Le locataire de la chambre d’hôte et Mère est pour beaucoup le chef-d’œuvre du cinéma sud-coréen toutes catégories. A mille lieues d’Hollywood, Shin Sang Ok, qui devait bien connaître Ozu, propose un film sans effet superflu destiné à montrer ce que le cinéaste n’aurait pas su exprimer autrement. Il s’agit d’une adaptation de la nouvelle éponyme de Chu Yosôp, une des grandes plumes coréennes de l’époque coloniale. Pour y parvenir, il confie comme dans la nouvelle la narration à une petite fille, qui vit avec sa mère, sa grand-mère et une servante, toutes trois veuves. Un locataire se présente pour la chambre des hommes. C'est le nouvel instituteur. Ce qui doit arriver arrive, et il tombe amoureux de la mère, pas du tout insensible. Et c’est tout. Il ne se passe rien, il ne peut rien se passer, le poids des coutumes est bien trop lourd. Une lente montée vers le renoncement, pour rien, pour personne. On se parle très peu, on se sert de l’enfant pour échanger des gestes, chaque pas en avant en provoque deux en arrière. A-t-on jamais si bien filmé des yeux baissés? Une perle parmi une carrière très courte de films commerciaux, peu avant que Shin ne se rapproche du dictateur Pak Chung-hee. Enfin un portrait de femme qui montre qu’il n’est pas obligatoire de dupliquer les aventures de Ch’unhyang.

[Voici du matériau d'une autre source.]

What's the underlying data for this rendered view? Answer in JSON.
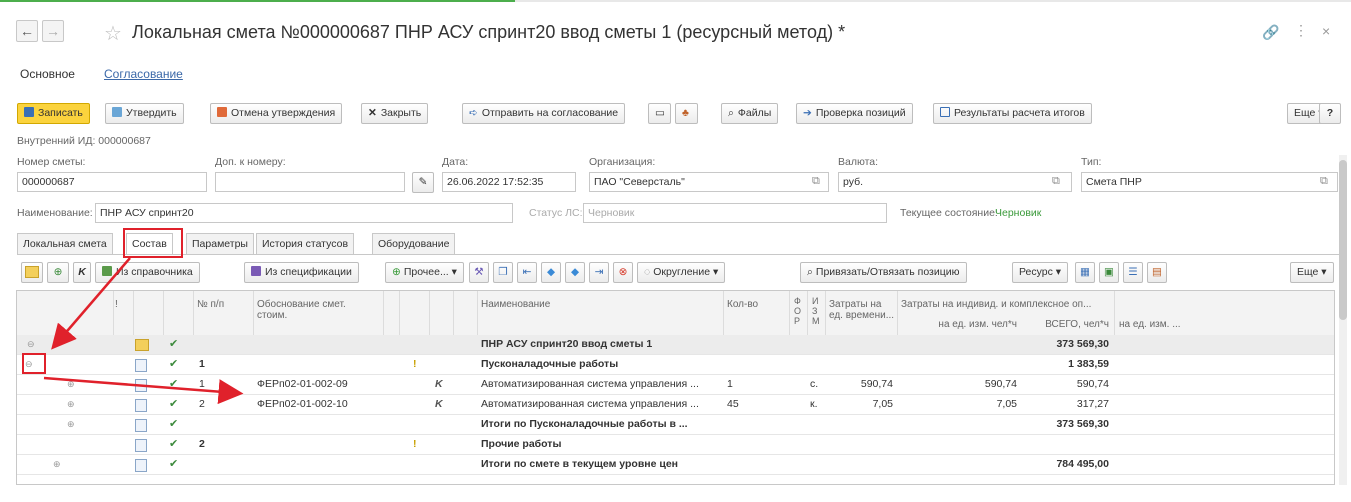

Le Locataire et ma mère a été publié dans la revue Chogwang en 1935, à un moment de la colonisation où l’écriture non directement politique est encore assez libre. Son auteur, Chu Yosôp, (1902-1972) a vécu plus de 25 ans à l’étranger (Japon, USA, Chine) et assez peu publié. Cette histoire, vite lue, l’a fait passer pour un auteur de romans d’amour, même si à l’époque il appartenait au mouvement moderniste de la Nouvelle Tendance (Shingyônghyang). Après avoir écrit un certain nombre de nouvelles situées à Shanghai où il a vécu quelques années, il passait pour un véritable moderne. Il est vrai que son image a été quelque peu éclipsée par celle de son frère aîné, Chu Yohan, l’un des pionniers de la poésie contemporaine et du poème en prose. La lecture moderne veut voir dans ce texte une narration du renoncement féminin, alors qu’on peut aussi bien la lire comme une dénonciation de la violence rampante faite aux femmes par le néoconfucianisme paternaliste et clanique. Encore faut-il se rappeler que l’histoire est racontée par une petite fille qui ne comprend pas la situation… ce qui change tout, et interdit de faire de ce texte un document direct sur l’époque.
Le texte n’en reste pas moins ultra-célèbre, en particulier grâce à cette superbe adaptation cinématographique par Shim Sang’ok. Les choses n’étant jamais simples, c’est l’histoire de ce dernier qui est venue recouvrir le texte. Shim aurait été, histoire rocambolesque, enlevé par le Nord à Hong-Kong à la recherche d’un faux passeport, idem pour sa femme, et aurait passé des années à Pyongyang, « forcé » de faire des films. Et pour ajouter au grotesque, le Nord l’aurait envoyé le représenter avec sa femme pour un festival de cinéma à Budapest, d’où il aurait pris la fuite. La légende court encore à l’étranger (Nord = affreux), mais sa réputation en Corée du Sud en a été ruinée. On le voit, il n’y a pas que les fictions sur le ‘Nord’ qui soient gangrenées par le roman d’espionnage.